Allein damit wäre hinfällig, was die CDU in ihrer "Nichts dran"-Kampagne seit dem Sommer behauptet: Der „Sachsensumpf“ sei im Wesentlichen ein Hirngespinst, ausgeheckt von der durchgedrehten Verfassungsschützerin Simone H. und Wehling, aufgepustet durch eine Medienkampagne der Linkspartei.

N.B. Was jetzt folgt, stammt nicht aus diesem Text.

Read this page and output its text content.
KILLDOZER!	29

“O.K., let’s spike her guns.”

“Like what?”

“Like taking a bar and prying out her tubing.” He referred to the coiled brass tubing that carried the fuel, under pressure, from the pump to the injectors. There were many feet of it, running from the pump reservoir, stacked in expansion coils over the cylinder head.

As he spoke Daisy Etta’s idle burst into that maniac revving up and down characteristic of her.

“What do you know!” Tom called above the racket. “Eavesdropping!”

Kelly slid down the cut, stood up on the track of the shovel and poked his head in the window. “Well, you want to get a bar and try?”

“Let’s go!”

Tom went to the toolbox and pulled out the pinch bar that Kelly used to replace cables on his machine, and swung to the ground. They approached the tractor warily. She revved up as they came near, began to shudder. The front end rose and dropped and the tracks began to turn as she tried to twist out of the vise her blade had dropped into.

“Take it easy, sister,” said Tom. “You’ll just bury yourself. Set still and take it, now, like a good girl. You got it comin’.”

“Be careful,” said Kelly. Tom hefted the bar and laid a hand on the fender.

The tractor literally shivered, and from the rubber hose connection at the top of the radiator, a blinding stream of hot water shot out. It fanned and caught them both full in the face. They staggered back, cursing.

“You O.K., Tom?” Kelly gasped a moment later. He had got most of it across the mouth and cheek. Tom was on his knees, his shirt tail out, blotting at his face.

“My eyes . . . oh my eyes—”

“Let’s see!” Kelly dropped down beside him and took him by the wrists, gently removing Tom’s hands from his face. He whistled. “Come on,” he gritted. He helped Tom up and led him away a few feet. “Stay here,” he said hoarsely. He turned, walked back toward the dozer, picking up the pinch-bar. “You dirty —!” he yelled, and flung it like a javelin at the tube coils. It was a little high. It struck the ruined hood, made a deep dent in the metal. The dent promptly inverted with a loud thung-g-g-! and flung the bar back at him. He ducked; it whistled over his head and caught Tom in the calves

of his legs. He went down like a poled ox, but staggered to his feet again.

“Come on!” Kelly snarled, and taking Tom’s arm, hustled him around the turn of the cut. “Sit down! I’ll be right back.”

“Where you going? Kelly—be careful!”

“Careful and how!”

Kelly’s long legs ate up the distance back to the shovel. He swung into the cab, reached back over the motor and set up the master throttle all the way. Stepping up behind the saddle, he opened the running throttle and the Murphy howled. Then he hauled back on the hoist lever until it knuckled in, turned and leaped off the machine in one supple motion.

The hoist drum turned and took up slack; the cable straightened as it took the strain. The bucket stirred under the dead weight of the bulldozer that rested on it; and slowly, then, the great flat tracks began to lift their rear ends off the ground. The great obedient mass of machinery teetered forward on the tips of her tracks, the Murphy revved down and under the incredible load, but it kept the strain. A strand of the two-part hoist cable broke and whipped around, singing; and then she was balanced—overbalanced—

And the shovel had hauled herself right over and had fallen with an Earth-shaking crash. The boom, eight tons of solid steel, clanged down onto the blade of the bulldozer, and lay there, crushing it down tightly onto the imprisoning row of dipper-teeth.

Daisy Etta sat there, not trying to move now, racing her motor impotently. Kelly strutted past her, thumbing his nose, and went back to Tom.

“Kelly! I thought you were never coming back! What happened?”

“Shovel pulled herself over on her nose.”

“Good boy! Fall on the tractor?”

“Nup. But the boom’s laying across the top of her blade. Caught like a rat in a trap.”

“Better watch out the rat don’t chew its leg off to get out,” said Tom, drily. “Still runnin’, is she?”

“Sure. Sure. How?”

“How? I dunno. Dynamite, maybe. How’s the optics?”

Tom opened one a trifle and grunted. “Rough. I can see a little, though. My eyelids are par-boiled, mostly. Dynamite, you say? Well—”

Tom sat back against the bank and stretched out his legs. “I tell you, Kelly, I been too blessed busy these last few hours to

Ein Eindruck bleibt: Innenminister Albrecht Buttolo hat Wehling unter fadenscheinigen Vorwänden suspendiert. Weiß der Politiker es nicht besser oder täuscht er die Öffentlichkeit bewusst? Buttolo warnte noch im Juni, auf dem Höhepunkt der bundesweiten "Sachsensumpf"-Berichterstattung, im Dresdner Landtag, die Organisierte Kriminalität werde zurückschlagen. Inzwischen spielt er den Getäuschten, auf den Leim geführt von Simone H. und Wehling.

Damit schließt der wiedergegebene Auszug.